Sam GarbarskiS.G. : J’aime bien ne pas avoir de préjugés. Je déteste les règles. J’aime m’attaquer à des histoires originales tout en les rendant plausibles. Mais c’est vrai que dans Le Tango des Rashevski, ils essaient d’échapper à tout ce qui les a conditionnés,  leur culture, leur vie et ses règles. Irina aussi… Mais c’est vrai ! Je n’analyse pas, quand j’écris, les choses viennent à moi, je suis un intuitif, un spontané. Ici, il s’agit de ce qu’il pourrait se passer si l’occasion nous était donnée de revivre des moments très importants du passé. Est-ce qu’on pourrait le changer ? Et si oui, le ferait-on ? Avec l’expérience, le vécu qu’on a acquis, on ressent les choses différemment. Et c’est beau, c’est fort. C’est peut-être bien une seconde chance (rires !).

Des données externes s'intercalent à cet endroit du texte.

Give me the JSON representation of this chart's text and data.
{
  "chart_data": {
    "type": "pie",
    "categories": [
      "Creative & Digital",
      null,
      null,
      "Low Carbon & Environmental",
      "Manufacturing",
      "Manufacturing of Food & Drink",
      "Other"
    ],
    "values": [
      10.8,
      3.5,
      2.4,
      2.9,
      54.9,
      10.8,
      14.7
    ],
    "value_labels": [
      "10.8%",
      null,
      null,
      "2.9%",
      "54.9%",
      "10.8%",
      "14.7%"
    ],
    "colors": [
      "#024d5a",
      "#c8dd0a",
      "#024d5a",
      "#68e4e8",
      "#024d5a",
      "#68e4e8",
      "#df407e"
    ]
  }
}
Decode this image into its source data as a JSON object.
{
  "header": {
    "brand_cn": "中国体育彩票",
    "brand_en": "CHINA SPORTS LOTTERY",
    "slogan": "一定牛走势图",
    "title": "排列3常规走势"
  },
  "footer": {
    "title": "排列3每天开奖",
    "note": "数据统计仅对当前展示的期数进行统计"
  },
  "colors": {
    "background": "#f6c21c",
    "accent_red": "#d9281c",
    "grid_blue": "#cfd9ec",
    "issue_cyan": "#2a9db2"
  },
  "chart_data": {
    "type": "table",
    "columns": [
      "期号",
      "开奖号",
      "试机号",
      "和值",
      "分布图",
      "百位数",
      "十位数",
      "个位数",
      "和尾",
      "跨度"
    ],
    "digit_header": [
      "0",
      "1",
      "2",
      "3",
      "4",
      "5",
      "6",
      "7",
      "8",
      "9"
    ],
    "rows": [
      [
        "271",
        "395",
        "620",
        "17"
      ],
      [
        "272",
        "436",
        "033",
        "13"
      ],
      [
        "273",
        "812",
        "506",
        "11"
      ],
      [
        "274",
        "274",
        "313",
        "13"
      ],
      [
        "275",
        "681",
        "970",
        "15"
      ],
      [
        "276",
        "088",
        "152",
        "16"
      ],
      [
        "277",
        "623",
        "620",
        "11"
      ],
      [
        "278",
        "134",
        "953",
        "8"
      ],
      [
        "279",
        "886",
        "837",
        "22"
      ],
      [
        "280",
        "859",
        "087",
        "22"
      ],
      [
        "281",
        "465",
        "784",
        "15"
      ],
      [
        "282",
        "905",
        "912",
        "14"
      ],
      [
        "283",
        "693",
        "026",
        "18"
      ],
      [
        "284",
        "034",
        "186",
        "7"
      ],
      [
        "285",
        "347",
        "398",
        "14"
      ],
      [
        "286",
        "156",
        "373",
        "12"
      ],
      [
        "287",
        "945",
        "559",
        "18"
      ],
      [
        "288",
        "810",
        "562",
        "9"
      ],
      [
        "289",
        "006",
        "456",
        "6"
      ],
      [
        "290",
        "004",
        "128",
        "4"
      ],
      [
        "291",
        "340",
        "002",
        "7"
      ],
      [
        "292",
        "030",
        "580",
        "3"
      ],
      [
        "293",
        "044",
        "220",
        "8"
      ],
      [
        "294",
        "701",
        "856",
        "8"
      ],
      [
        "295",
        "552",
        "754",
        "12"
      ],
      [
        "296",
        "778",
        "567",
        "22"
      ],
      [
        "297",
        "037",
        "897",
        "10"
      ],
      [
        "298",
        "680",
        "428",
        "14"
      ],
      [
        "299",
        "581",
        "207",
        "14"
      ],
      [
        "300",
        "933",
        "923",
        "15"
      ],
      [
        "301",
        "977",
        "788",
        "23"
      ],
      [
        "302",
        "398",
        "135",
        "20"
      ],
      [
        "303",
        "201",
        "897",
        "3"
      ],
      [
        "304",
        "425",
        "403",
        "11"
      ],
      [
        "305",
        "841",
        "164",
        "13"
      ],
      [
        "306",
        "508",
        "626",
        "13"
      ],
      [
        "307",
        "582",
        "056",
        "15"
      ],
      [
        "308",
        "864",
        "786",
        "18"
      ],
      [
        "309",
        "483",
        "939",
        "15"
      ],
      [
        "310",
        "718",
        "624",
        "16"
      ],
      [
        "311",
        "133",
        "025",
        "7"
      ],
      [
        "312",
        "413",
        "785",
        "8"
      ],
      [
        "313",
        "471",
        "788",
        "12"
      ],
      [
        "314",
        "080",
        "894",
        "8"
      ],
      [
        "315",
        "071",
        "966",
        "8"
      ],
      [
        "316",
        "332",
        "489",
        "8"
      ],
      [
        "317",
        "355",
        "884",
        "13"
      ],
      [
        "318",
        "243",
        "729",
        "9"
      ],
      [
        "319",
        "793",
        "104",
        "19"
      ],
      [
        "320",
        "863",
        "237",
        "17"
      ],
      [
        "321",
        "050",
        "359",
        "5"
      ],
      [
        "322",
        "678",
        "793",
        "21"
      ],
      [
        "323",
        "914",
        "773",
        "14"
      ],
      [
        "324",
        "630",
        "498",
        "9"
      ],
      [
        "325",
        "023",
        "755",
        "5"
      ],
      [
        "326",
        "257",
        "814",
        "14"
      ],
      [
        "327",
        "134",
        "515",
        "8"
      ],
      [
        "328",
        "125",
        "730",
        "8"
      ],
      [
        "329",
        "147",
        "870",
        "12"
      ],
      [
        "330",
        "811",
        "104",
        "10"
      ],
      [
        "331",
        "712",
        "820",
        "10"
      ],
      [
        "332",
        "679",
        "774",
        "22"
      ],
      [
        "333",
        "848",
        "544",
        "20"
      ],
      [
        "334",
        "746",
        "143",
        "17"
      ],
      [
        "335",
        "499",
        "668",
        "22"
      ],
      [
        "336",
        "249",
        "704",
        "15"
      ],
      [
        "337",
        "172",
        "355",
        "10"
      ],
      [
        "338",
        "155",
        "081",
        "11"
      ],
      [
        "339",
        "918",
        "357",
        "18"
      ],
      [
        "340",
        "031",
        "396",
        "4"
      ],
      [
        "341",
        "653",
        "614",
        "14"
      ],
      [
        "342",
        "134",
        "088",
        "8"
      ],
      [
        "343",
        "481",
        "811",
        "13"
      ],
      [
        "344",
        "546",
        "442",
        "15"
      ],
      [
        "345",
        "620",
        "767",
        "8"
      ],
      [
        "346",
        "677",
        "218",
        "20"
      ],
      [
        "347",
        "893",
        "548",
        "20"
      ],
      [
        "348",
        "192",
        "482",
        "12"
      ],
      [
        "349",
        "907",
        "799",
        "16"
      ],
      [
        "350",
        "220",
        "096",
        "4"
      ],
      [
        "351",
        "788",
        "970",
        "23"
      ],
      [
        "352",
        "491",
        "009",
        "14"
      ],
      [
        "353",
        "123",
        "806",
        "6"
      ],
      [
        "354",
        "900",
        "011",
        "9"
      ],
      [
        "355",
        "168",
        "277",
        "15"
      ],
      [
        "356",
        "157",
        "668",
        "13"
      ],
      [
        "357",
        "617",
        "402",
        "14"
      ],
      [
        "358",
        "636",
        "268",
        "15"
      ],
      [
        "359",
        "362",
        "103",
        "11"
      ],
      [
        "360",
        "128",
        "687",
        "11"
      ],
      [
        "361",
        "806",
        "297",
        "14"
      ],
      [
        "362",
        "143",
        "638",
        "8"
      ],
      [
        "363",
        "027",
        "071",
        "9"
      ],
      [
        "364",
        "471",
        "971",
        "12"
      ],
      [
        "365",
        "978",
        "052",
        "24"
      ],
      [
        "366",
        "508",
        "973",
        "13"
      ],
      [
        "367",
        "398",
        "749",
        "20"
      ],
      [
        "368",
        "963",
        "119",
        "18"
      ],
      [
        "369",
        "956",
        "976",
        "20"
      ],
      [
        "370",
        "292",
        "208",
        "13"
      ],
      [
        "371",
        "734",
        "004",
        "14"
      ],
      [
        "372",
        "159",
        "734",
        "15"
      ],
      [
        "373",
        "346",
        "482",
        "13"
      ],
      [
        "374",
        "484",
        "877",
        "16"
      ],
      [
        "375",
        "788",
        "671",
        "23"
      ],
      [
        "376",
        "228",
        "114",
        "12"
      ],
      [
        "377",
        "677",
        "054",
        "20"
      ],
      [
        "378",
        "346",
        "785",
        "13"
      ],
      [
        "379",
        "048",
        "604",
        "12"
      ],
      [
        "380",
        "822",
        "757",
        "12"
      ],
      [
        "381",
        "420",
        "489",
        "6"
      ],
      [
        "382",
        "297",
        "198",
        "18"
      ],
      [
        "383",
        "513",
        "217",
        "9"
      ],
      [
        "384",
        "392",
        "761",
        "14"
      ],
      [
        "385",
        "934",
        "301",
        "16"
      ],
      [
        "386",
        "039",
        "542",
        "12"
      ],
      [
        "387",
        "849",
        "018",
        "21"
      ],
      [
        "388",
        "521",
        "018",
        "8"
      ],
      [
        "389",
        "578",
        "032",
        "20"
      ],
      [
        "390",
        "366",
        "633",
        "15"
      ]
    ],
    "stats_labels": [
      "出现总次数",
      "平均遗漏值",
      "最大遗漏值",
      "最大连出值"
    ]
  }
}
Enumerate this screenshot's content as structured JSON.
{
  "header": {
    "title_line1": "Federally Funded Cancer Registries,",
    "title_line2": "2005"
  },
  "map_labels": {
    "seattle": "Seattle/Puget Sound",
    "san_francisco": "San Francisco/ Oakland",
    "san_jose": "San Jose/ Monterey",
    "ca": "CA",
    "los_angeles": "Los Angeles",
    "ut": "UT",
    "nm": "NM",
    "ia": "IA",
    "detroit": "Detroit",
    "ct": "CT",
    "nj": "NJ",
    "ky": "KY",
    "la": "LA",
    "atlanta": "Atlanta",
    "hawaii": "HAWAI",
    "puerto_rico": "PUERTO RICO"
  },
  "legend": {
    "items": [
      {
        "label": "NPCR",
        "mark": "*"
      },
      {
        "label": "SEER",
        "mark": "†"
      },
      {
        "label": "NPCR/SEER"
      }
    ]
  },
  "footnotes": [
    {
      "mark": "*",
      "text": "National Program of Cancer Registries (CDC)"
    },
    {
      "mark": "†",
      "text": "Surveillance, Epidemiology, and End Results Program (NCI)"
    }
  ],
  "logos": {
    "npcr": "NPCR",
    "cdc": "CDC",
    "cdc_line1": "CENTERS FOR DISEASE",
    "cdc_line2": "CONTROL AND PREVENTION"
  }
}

C. : Est-ce que les trajets de vos personnages se nourrissent de votre propre histoire 
S.G. :
Oui, tout est lié. Mais ce n’est pas forcément en réécrivant son histoire qu’on la revisite le mieux. Peut-être est-ce plus en s’inventant des dérapages, des détours, des variations, qu’on y revient plus intelligemment, parce qu’on ne se braque plus sur des détails. Et puis, je crois que tout acte créatif est biographique. Dans les trois cas, ces films ne sont pas biographiques dans les faits, mais le sont dans le vécu, c’est vrai. Mon père n’a pas quitté ma mère (rires), mais il y a de nombreux passages où j’y suis sans y avoir été. Même si ce n’est pas notre histoire, elle entre en résonance avec la nôtre. Qui n’a pas eu, à 14 ans, un amour secret qu’il n’a pas osé vivre ? Qui n’aurait pas quantité de questions à poser à ses parents ? Là, je leur pose plein de questions. Et encore, poser ces questions, c’est une chose. Apprendre, comprendre ses parents, c’est encore autre chose… passer d’un regard d’enfant à un regard d’adulte, justement.